Voyons, si je cherche ce qui m'a pris de vouloir parler de ça, je me retrouve à fouiller dans ma mémoire immédiate d'aujourd'hui pas forcément glorieuse. Alors comme effet de style facile, pour faire dans la distanciation pseudo-intello-foireuse-qui-se-prend-pas-pour-de-la-merde je vais parler à la troisième personne du singulier, et faire comme si c'était de la fiction, sans écrire en italique.

 Imaginez un mec, chômeur, seul, pas intéressant, qui depuis des mois dort toute la journée. Il n'a rien à faire. Il ne fait rien. Depuis quelques temps son ordinateur et internet sont sa seule vision du monde. Ce n'est pas un geek dans le sens qu'il n'y connait rien en informatique. Mais tout le reste, les moeurs, us et coutumes du web 2.0, la netiquette il maîtrise plus ou moins.

 Dans sa vie il n'y a rien. Plus rien. Absolument et tristement plus rien. Ou presque. Grâce à son blog des petits rayons de soleil ont un peu égayé tout ça. Il en a même rencontré un, ravissant, dont il préfère se moquer allègrement plutôt que d'avouer publiquement qu'il tient à lui.
Mais en dehors de son blog. Rien. Les sites communautaires et autres réseaux sociaux n'ont de communautaire et de social que le nom. Le mec, lui, se rend compte à quel point être seul veut dire exactement la même chose, IRL comme URL.
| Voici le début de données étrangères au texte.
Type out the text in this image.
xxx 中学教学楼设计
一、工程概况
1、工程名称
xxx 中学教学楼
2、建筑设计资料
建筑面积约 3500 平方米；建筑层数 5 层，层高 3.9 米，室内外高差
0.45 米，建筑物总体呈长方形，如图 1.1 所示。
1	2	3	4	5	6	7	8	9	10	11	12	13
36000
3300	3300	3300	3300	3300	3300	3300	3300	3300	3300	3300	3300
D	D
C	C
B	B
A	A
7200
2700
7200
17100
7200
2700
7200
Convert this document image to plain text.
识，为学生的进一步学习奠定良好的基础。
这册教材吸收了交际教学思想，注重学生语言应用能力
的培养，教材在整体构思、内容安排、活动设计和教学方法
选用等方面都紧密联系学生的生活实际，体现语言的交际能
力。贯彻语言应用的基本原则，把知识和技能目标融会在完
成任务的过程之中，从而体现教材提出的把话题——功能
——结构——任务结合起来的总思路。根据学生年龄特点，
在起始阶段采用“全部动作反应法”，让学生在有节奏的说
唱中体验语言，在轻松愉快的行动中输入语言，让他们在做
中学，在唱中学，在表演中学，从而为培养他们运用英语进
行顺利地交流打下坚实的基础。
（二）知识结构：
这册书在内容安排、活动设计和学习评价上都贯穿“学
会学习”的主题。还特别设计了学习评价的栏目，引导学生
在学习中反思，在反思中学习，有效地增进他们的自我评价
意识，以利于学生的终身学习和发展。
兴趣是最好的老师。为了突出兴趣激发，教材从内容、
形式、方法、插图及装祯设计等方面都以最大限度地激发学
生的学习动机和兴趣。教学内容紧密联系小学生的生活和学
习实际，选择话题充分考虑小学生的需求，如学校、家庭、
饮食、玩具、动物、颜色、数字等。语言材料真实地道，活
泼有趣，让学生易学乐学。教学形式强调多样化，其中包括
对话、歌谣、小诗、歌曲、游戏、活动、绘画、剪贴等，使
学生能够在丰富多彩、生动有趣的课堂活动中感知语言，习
 Il y a une dizaine de jours, sur l'un de ces réseaux, une sorte de petit ange est apparu pour venir calmer les atermoiements égocentriques et misanthropes du mec. Rien de bien extraordinaire, la jeune fille se contente de le faire rire, de répondre aux messages qu'on lui envoit et de rire elle-même aux bêtises qu'on lui raconte. Elle tient aussi un blog malheureusement pas assez mis à jour où elle expose d'une très jolie façon ses vues sur les choses de la vie et de l'amour. En un mot comme en cent, mignonne en diable.

 Attention, n'allez pas croire des conneries fleur bleue qui pue. On ne la lui fait plus, depuis des années, à ce mec. Cette fille il ne connaît même pas son nom, il l'a à peine vue en photo et ne sait pas à quoi elle ressemble. Donc, non, n'allez pas croire des conneries. Il ne veut pas la rencontrer ou du moins essaye-t-il de s'en persuader. Il ne veut pas savoir qui elle est ou du moins se persuade-t-il de ne pas y penser. Il s'en contrefiche de ce qu'elle pense, de ce qu'elle vit ou de ce qu'elle ressent. Il s'en branle de la même façon qu'il se branle de l'ensemble de ce qui l'entoure depuis tellement longtemps qu'il n'en a même plus conscience, il n'en a même plus conscience de ce point précis où son indifférence de tout est tellement grande qu'il n'a plus l'envie ni la force de se demander comment il tient debout.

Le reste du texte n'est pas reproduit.